MONDAY, June 4 (HealthDay News) -- For women with platinum-resistant ovarian cancer, the addition of bevacizumab (Avastin) to chemotherapy is associated with improved progression-free survival, according to a study presented at the annual meeting of the American Society of Clinical Oncology, held from June 1 to 5 in Chicago.
Eric Pujade-Lauraine, M.D., Ph.D., from the Université de Paris Descartes, and colleagues conducted a phase III randomized trial of bevacizumab involving 361 patients with platinum-resistant ovarian cancer. Patients whose disease had progressed not more than six months after four or more cycles of platinum-based therapy were eligible for inclusion. Exclusion criteria included refractory ovarian cancer, history of bowel obstruction, and two or more previous anticancer regimens. Patients were randomly allocated to receive chemotherapy (pegylated liposomal doxorubicin, topotecan, or weekly paclitaxel) alone (182 patients) or chemotherapy with bevacizumab (179 patients). The primary end point was progression-free survival.

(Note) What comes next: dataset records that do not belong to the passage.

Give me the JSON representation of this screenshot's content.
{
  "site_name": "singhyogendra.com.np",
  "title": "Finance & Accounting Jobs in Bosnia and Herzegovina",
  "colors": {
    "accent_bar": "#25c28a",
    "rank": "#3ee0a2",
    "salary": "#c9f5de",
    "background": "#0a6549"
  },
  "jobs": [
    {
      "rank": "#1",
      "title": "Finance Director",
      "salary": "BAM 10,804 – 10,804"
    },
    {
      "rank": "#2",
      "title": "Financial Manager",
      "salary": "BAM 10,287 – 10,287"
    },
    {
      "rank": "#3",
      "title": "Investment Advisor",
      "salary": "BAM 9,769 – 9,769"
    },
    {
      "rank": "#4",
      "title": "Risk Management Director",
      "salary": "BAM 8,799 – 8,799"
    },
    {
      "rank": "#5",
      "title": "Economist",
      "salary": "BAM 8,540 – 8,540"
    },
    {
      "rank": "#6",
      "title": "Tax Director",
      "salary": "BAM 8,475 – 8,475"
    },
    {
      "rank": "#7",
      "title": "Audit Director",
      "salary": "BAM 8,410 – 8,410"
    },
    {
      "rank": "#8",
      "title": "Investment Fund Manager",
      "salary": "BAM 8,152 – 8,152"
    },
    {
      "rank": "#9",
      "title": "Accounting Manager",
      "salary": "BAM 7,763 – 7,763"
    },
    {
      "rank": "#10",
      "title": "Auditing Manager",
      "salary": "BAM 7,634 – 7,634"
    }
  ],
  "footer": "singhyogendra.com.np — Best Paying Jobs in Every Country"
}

After a median follow-up of 13.5 months, the researchers found that 75 percent of the bevacizumab group had recurrence, compared with 91 percent of the chemotherapy-alone group. In the bevacizumab group, the median progression-free survival was 6.7 months, compared with 3.4 months in the chemotherapy-alone group.
"These results are very significant because the addition of bevacizumab offers a new treatment option for the 20 percent of women who have primary platinum-resistant disease, as well as those whose disease later becomes platinum-resistant," Pujade-Lauraine said in a statement. "For the first time in platinum-resistant ovarian cancer, we have been able to significantly improve progression-free survival with a combination therapy."
Several authors disclosed financial ties to pharmaceutical companies, including Roche Diagnostics, which manufactures Avastin.